Each year the publication releases its Top 100 Wines of the Year list. Wine Spectator editors survey the wines reviewed over the previous 12 months and base their selections on quality, value, availability and excitement (perhaps we’ll contact them and ask how they actually measure that!).
In the lead up to this year’s New Zealand Food & Wine Festival in Saigon, Vietnam on Saturday, March 16th, we decided to feature the four New Zealand wines that made Wine Spectator’s cut for their list of 2018’s Top 100 Wines.
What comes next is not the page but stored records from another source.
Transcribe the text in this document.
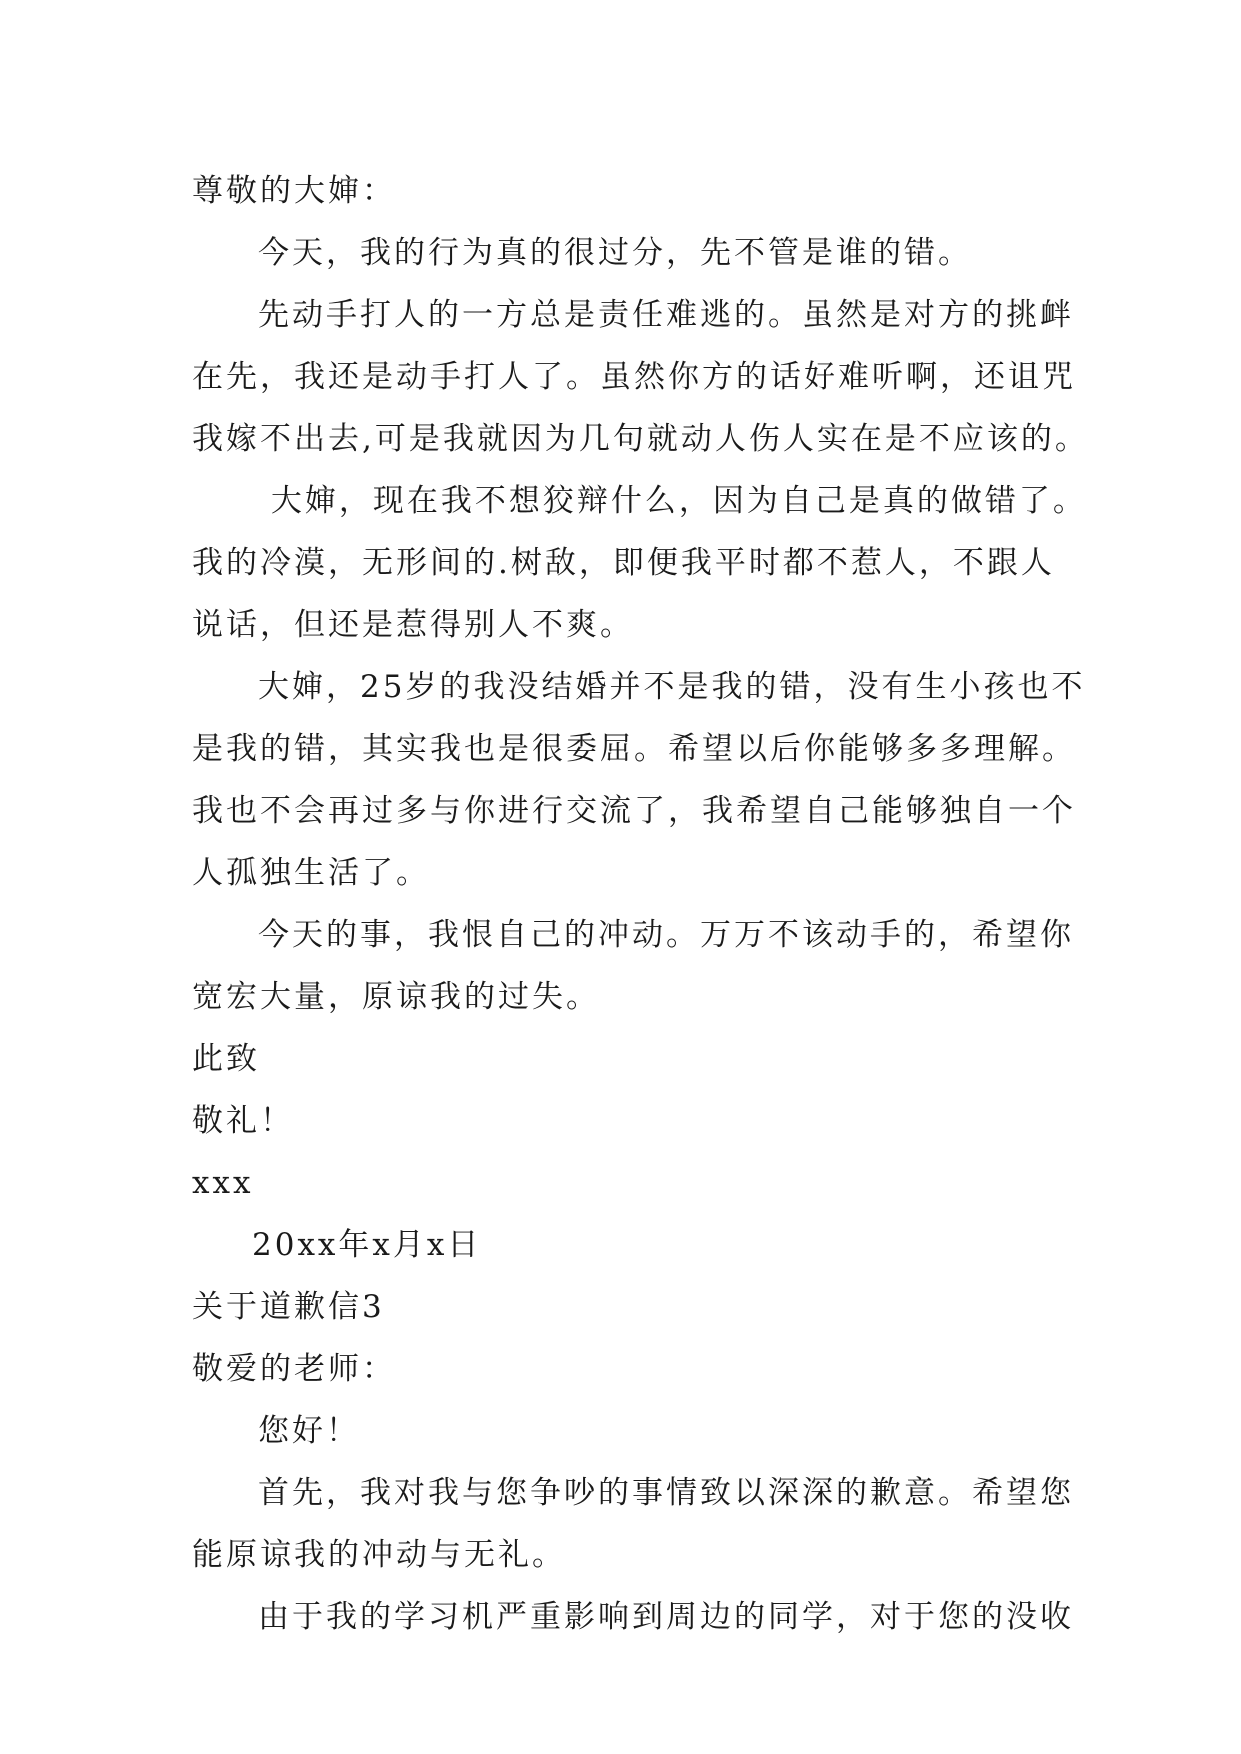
尊敬的大婶：

今天，我的行为真的很过分，先不管是谁的错。

先动手打人的一方总是责任难逃的。虽然是对方的挑衅

在先，我还是动手打人了。虽然你方的话好难听啊，还诅咒

我嫁不出去,可是我就因为几句就动人伤人实在是不应该的。

大婶，现在我不想狡辩什么，因为自己是真的做错了。

我的冷漠，无形间的.树敌，即便我平时都不惹人，不跟人

说话，但还是惹得别人不爽。

大婶，25岁的我没结婚并不是我的错，没有生小孩也不

是我的错，其实我也是很委屈。希望以后你能够多多理解。

我也不会再过多与你进行交流了，我希望自己能够独自一个

人孤独生活了。

今天的事，我恨自己的冲动。万万不该动手的，希望你

宽宏大量，原谅我的过失。

此致

敬礼！

xxx

20xx年x月x日

关于道歉信3

敬爱的老师：

您好！

首先，我对我与您争吵的事情致以深深的歉意。希望您

能原谅我的冲动与无礼。

由于我的学习机严重影响到周边的同学，对于您的没收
And for an added bonus, we called on sommelier and owner/manager of Saigon restaurant Lu Bu in Thao Dien, Jim Cawood, to give his assessment of the highly-regarded wines.
Here they are.
Number 12 (96 points)
Felton Road Bannockburn Pinot Noir 2017
Felton Road’s story started in 1991 with a strict policy of fully-organic and biodynamic viticulture (Demeter certified). Comprising four properties totalling 32ha in the Bannockburn sub-region of Central Otago, Felton’s entire estate comes as close to true sustainability as is possible. The aroma of this pinot noir features a combination of red and dark fruits and florals. On the palate, there’s a noticeable combination of transparency, power and tension. The silky entry of spice and savoury notes expand to pure, deep fruits braced with acidity but remains luscious throughout.
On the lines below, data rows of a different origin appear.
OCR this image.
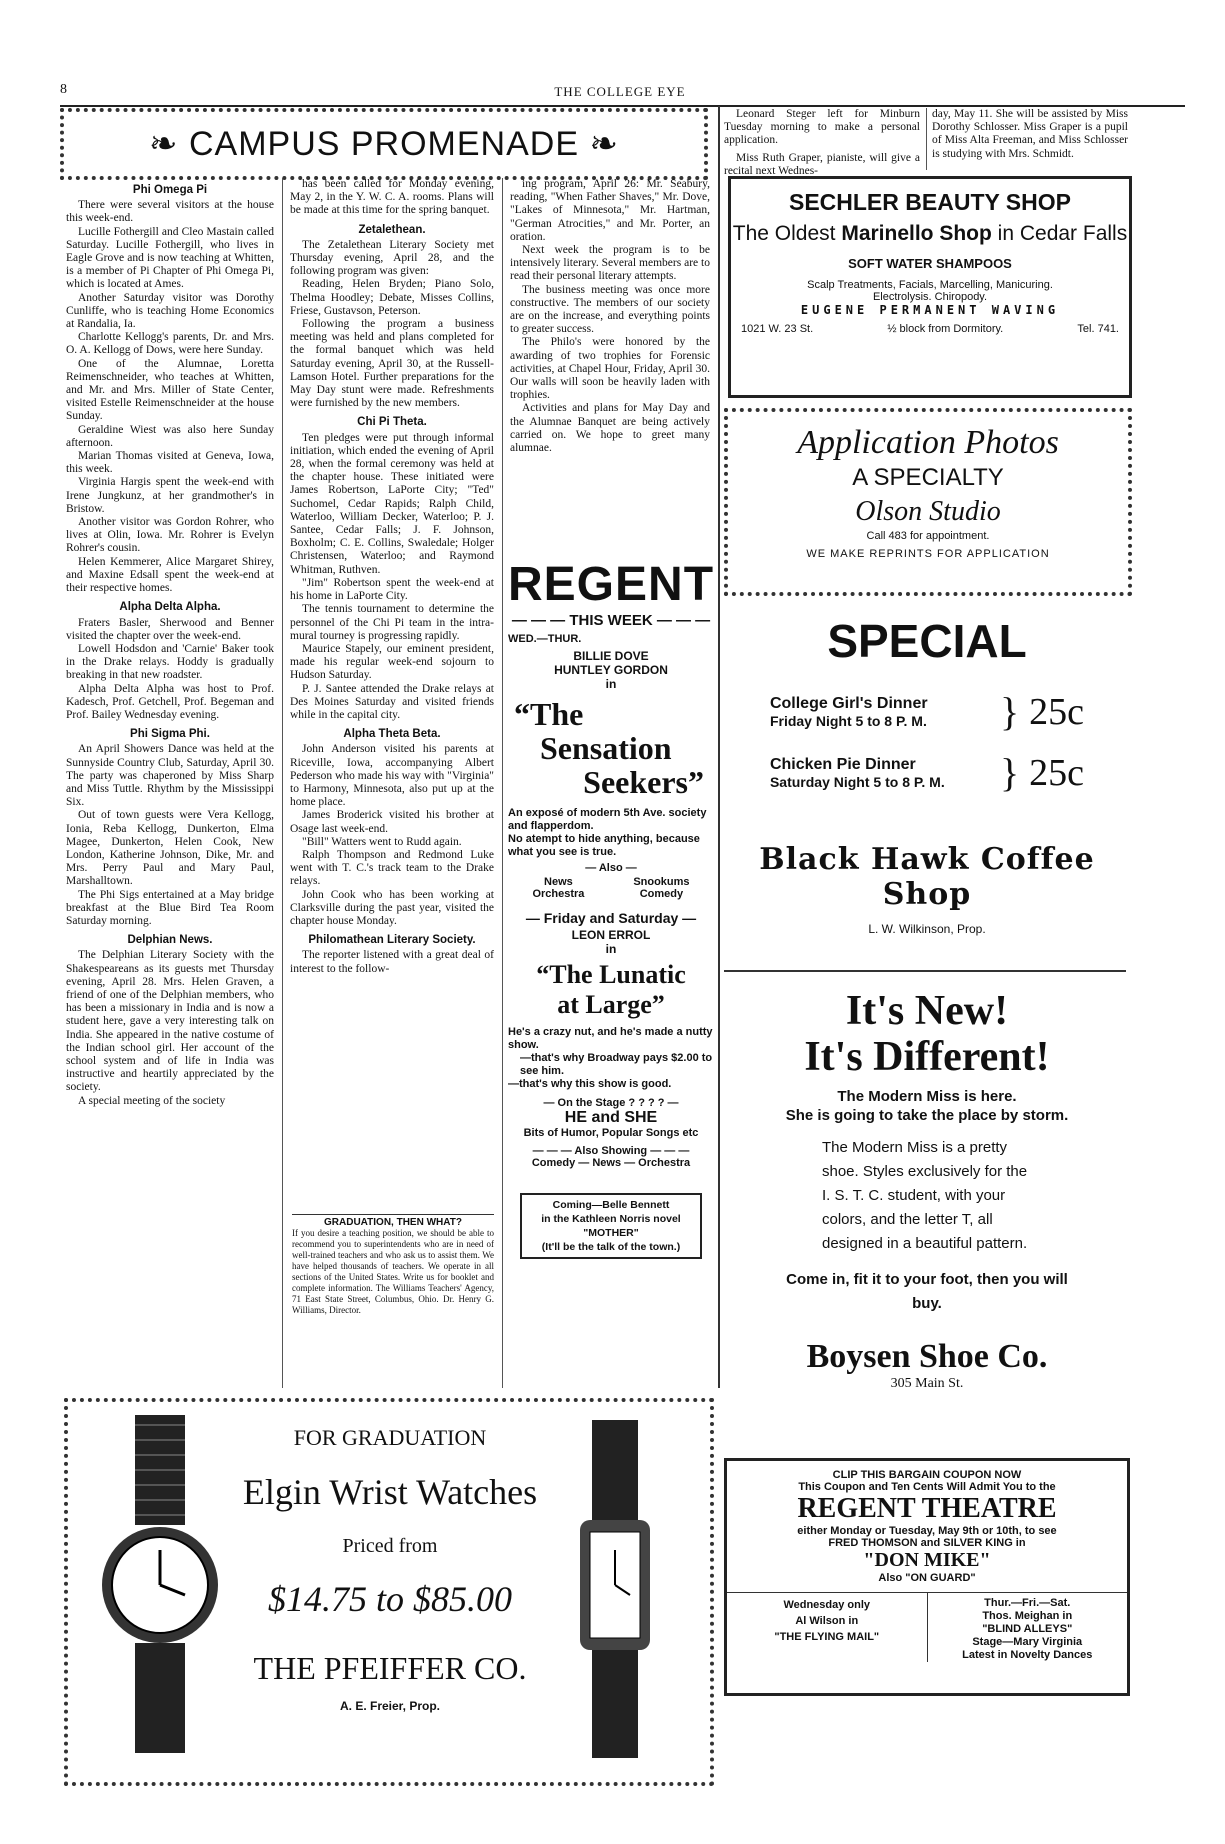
8	THE COLLEGE EYE
❧ CAMPUS PROMENADE ❧
Phi Omega Pi

There were several visitors at the house this week-end.

Lucille Fothergill and Cleo Mastain called Saturday. Lucille Fothergill, who lives in Eagle Grove and is now teaching at Whitten, is a member of Pi Chapter of Phi Omega Pi, which is located at Ames.

Another Saturday visitor was Dorothy Cunliffe, who is teaching Home Economics at Randalia, Ia.

Charlotte Kellogg's parents, Dr. and Mrs. O. A. Kellogg of Dows, were here Sunday.

One of the Alumnae, Loretta Reimenschneider, who teaches at Whitten, and Mr. and Mrs. Miller of State Center, visited Estelle Reimenschneider at the house Sunday.

Geraldine Wiest was also here Sunday afternoon.

Marian Thomas visited at Geneva, Iowa, this week.

Virginia Hargis spent the week-end with Irene Jungkunz, at her grandmother's in Bristow.

Another visitor was Gordon Rohrer, who lives at Olin, Iowa. Mr. Rohrer is Evelyn Rohrer's cousin.

Helen Kemmerer, Alice Margaret Shirey, and Maxine Edsall spent the week-end at their respective homes.

Alpha Delta Alpha.

Fraters Basler, Sherwood and Benner visited the chapter over the week-end.

Lowell Hodsdon and 'Carnie' Baker took in the Drake relays. Hoddy is gradually breaking in that new roadster.

Alpha Delta Alpha was host to Prof. Kadesch, Prof. Getchell, Prof. Begeman and Prof. Bailey Wednesday evening.

Phi Sigma Phi.

An April Showers Dance was held at the Sunnyside Country Club, Saturday, April 30. The party was chaperoned by Miss Sharp and Miss Tuttle. Rhythm by the Mississippi Six.

Out of town guests were Vera Kellogg, Ionia, Reba Kellogg, Dunkerton, Elma Magee, Dunkerton, Helen Cook, New London, Katherine Johnson, Dike, Mr. and Mrs. Perry Paul and Mary Paul, Marshalltown.

The Phi Sigs entertained at a May bridge breakfast at the Blue Bird Tea Room Saturday morning.

Delphian News.

The Delphian Literary Society with the Shakespeareans as its guests met Thursday evening, April 28. Mrs. Helen Graven, a friend of one of the Delphian members, who has been a missionary in India and is now a student here, gave a very interesting talk on India. She appeared in the native costume of the Indian school girl. Her account of the school system and of life in India was instructive and heartily appreciated by the society.

A special meeting of the society

has been called for Monday evening, May 2, in the Y. W. C. A. rooms. Plans will be made at this time for the spring banquet.

Zetalethean.

The Zetalethean Literary Society met Thursday evening, April 28, and the following program was given:

Reading, Helen Bryden; Piano Solo, Thelma Hoodley; Debate, Misses Collins, Friese, Gustavson, Peterson.

Following the program a business meeting was held and plans completed for the formal banquet which was held Saturday evening, April 30, at the Russell-Lamson Hotel. Further preparations for the May Day stunt were made. Refreshments were furnished by the new members.

Chi Pi Theta.

Ten pledges were put through informal initiation, which ended the evening of April 28, when the formal ceremony was held at the chapter house. These initiated were James Robertson, LaPorte City; "Ted" Suchomel, Cedar Rapids; Ralph Child, Waterloo, William Decker, Waterloo; P. J. Santee, Cedar Falls; J. F. Johnson, Boxholm; C. E. Collins, Swaledale; Holger Christensen, Waterloo; and Raymond Whitman, Ruthven.

"Jim" Robertson spent the week-end at his home in LaPorte City.

The tennis tournament to determine the personnel of the Chi Pi team in the intra-mural tourney is progressing rapidly.

Maurice Stapely, our eminent president, made his regular week-end sojourn to Hudson Saturday.

P. J. Santee attended the Drake relays at Des Moines Saturday and visited friends while in the capital city.

Alpha Theta Beta.

John Anderson visited his parents at Riceville, Iowa, accompanying Albert Pederson who made his way with "Virginia" to Harmony, Minnesota, also put up at the home place.

James Broderick visited his brother at Osage last week-end.

"Bill" Watters went to Rudd again.

Ralph Thompson and Redmond Luke went with T. C.'s track team to the Drake relays.

John Cook who has been working at Clarksville during the past year, visited the chapter house Monday.

Philomathean Literary Society.

The reporter listened with a great deal of interest to the follow-

GRADUATION, THEN WHAT?
If you desire a teaching position, we should be able to recommend you to superintendents who are in need of well-trained teachers and who ask us to assist them. We have helped thousands of teachers. We operate in all sections of the United States. Write us for booklet and complete information. The Williams Teachers' Agency, 71 East State Street, Columbus, Ohio. Dr. Henry G. Williams, Director.

ing program, April 26: Mr. Seabury, reading, "When Father Shaves," Mr. Dove, "Lakes of Minnesota," Mr. Hartman, "German Atrocities," and Mr. Porter, an oration.

Next week the program is to be intensively literary. Several members are to read their personal literary attempts.

The business meeting was once more constructive. The members of our society are on the increase, and everything points to greater success.

The Philo's were honored by the awarding of two trophies for Forensic activities, at Chapel Hour, Friday, April 30. Our walls will soon be heavily laden with trophies.

Activities and plans for May Day and the Alumnae Banquet are being actively carried on. We hope to greet many alumnae.

REGENT
— — — THIS WEEK — — —
WED.—THUR.
BILLIE DOVE
HUNTLEY GORDON
in
“The
Sensation
Seekers”
An exposé of modern 5th Ave. society and flapperdom.
No atempt to hide anything, because what you see is true.
— Also —
News
Orchestra
Snookums
Comedy
— Friday and Saturday —
LEON ERROL
in
“The Lunatic
at Large”
He's a crazy nut, and he's made a nutty show.
—that's why Broadway pays $2.00 to see him.
—that's why this show is good.
— On the Stage ? ? ? ? —
HE and SHE
Bits of Humor, Popular Songs etc
— — — Also Showing — — —
Comedy — News — Orchestra
Coming—Belle Bennett
in the Kathleen Norris novel
"MOTHER"
(It'll be the talk of the town.)

Leonard Steger left for Minburn Tuesday morning to make a personal application.

Miss Ruth Graper, pianiste, will give a recital next Wednes-

day, May 11. She will be assisted by Miss Dorothy Schlosser. Miss Graper is a pupil of Miss Alta Freeman, and Miss Schlosser is studying with Mrs. Schmidt.

SECHLER BEAUTY SHOP
The Oldest Marinello Shop in Cedar Falls
SOFT WATER SHAMPOOS
Scalp Treatments, Facials, Marcelling, Manicuring.
Electrolysis. Chiropody.
EUGENE PERMANENT WAVING
1021 W. 23 St.	½ block from Dormitory.	Tel. 741.
Application Photos
A SPECIALTY
Olson Studio
Call 483 for appointment.
WE MAKE REPRINTS FOR APPLICATION
SPECIAL
College Girl's Dinner
Friday Night 5 to 8 P. M.	} 25c
Chicken Pie Dinner
Saturday Night 5 to 8 P. M.	} 25c
Black Hawk Coffee Shop
L. W. Wilkinson, Prop.
It's New!
It's Different!
The Modern Miss is here.
She is going to take the place by storm.
The Modern Miss is a pretty shoe. Styles exclusively for the I. S. T. C. student, with your colors, and the letter T, all designed in a beautiful pattern.
Come in, fit it to your foot, then you will buy.
Boysen Shoe Co.
305 Main St.
CLIP THIS BARGAIN COUPON NOW
This Coupon and Ten Cents Will Admit You to the
REGENT THEATRE
either Monday or Tuesday, May 9th or 10th, to see
FRED THOMSON and SILVER KING in
"DON MIKE"
Also "ON GUARD"
Wednesday only
Al Wilson in
"THE FLYING MAIL"
Thur.—Fri.—Sat.
Thos. Meighan in
"BLIND ALLEYS"
Stage—Mary Virginia
Latest in Novelty Dances
FOR GRADUATION
Elgin Wrist Watches
Priced from
$14.75 to $85.00
THE PFEIFFER CO.
A. E. Freier, Prop.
“Regal, plush, well-built with a classy frame. The Rolls Royce of Central Otago”Jim Cawood, owner/manager Lu Bu Restaurant
Number 21 (93 points)
Scott Base Pinot Noir 2016
Scott Base Vineyard, established in 1994, is part of New Zealand winemaking trailblazer Allan Scott’s portfolio of award-winning wineries. He and his wines need very little introduction. Scott Base is a terraced vineyard with sandy, silty, loam soil that is sustainably managed and is located in the heart of Central Otago overlooking the town of Cromwell and Lake Dunstan. The grape variety in the Scott Base Pinot Noir 2016 is 100% pinot noir with an alcohol volume of 13.5% treated in French oak (100%) and new (35%). It’s a full-bodied pinot noir with aromas of berry fruit and black cherries, wild thyme and toasty oak, layered with savoury spice. It’s a wine that’s rich and luscious with supple tannins, balanced acidity and a long finish, which the Scott’s themselves say represents the best of their Central Otago range.
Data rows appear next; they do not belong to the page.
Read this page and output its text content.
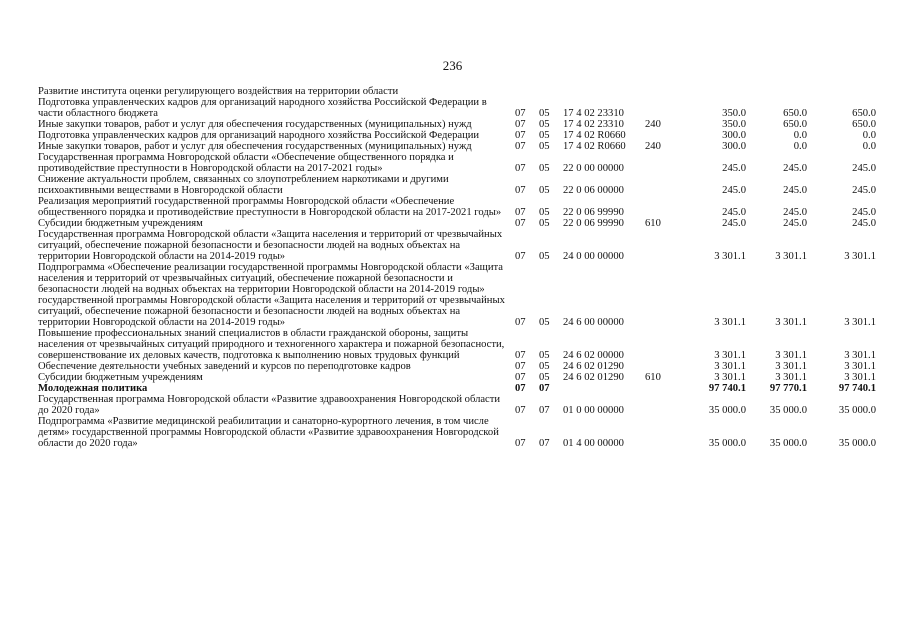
236
Развитие института оценки регулирующего воздействия на территории области							
Подготовка управленческих кадров для организаций народного хозяйства Российской Федерации в части областного бюджета	07	05	17 4 02 23310		350.0	650.0	650.0
Иные закупки товаров, работ и услуг для обеспечения государственных (муниципальных) нужд	07	05	17 4 02 23310	240	350.0	650.0	650.0
Подготовка управленческих кадров для организаций народного хозяйства Российской Федерации	07	05	17 4 02 R0660		300.0	0.0	0.0
Иные закупки товаров, работ и услуг для обеспечения государственных (муниципальных) нужд	07	05	17 4 02 R0660	240	300.0	0.0	0.0
Государственная программа Новгородской области «Обеспечение общественного порядка и противодействие преступности в Новгородской области на 2017-2021 годы»	07	05	22 0 00 00000		245.0	245.0	245.0
Снижение актуальности проблем, связанных со злоупотреблением наркотиками и другими психоактивными веществами в Новгородской области	07	05	22 0 06 00000		245.0	245.0	245.0
Реализация мероприятий государственной программы Новгородской области «Обеспечение общественного порядка и противодействие преступности в Новгородской области на 2017-2021 годы»	07	05	22 0 06 99990		245.0	245.0	245.0
Субсидии бюджетным учреждениям	07	05	22 0 06 99990	610	245.0	245.0	245.0
Государственная программа Новгородской области «Защита населения и территорий от чрезвычайных ситуаций, обеспечение пожарной безопасности и безопасности людей на водных объектах на территории Новгородской области на 2014-2019 годы»	07	05	24 0 00 00000		3 301.1	3 301.1	3 301.1
Подпрограмма «Обеспечение реализации государственной программы Новгородской области «Защита населения и территорий от чрезвычайных ситуаций, обеспечение пожарной безопасности и безопасности людей на водных объектах на территории Новгородской области на 2014-2019 годы» государственной программы Новгородской области «Защита населения и территорий от чрезвычайных ситуаций, обеспечение пожарной безопасности и безопасности людей на водных объектах на территории Новгородской области на 2014-2019 годы»	07	05	24 6 00 00000		3 301.1	3 301.1	3 301.1
Повышение профессиональных знаний специалистов в области гражданской обороны, защиты населения от чрезвычайных ситуаций природного и техногенного характера и пожарной безопасности, совершенствование их деловых качеств, подготовка к выполнению новых трудовых функций	07	05	24 6 02 00000		3 301.1	3 301.1	3 301.1
Обеспечение деятельности учебных заведений и курсов по переподготовке кадров	07	05	24 6 02 01290		3 301.1	3 301.1	3 301.1
Субсидии бюджетным учреждениям	07	05	24 6 02 01290	610	3 301.1	3 301.1	3 301.1
Молодежная политика	07	07			97 740.1	97 770.1	97 740.1
Государственная программа Новгородской области «Развитие здравоохранения Новгородской области до 2020 года»	07	07	01 0 00 00000		35 000.0	35 000.0	35 000.0
Подпрограмма «Развитие медицинской реабилитации и санаторно-курортного лечения, в том числе детям» государственной программы Новгородской области «Развитие здравоохранения Новгородской области до 2020 года»	07	07	01 4 00 00000		35 000.0	35 000.0	35 000.0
“Plums and cherry pits, sandalwood and spice, exotic aromas and a subtle meatiness. Like standing inside an Istanbul delicatessen”Jim Cawood, owner/manager, Lu Bu Restaurant
Number 32 (92 points)
Nautilus Estate Sauvignon Blanc 2017
This Marlborough region sauvignon blanc displays intense aromas of ripe passionfruit, elderflower, limes and fresh herbs, according to Nautilus winemaker Clive Jones. On the palate, the 2016 offers a delightful lime-citrus based intensity and finishes with a strong textural component. Delicious upon release, this wine will continue to improve for 3-5 years post-vintage, and is ideal with seafood ceviche served with chili and lime, avocado and tomato with coriander salsa.
“Intense passionfruit, banana and kiwifruit aromas brought together with an enticing creaminess. Pavlova in a glass?”Jim Cawood, owner/manager, Lu Bu Restaurant
Number 42 (92 points)
Loveblock Pinot Noir 2015
Crimson with purple hues, Loveblock’s pinot noir has aromas of fleshy black plum with layers of cherry and sweet berries that play on the palate and dance with notes of violet, according to the winemaker’s tasting notes. With dry tannins and hints of cigar, this pinot noir’s versatility make it suitable to pair with turkey, salmon, lamb and beef. It’s also vegan friendly.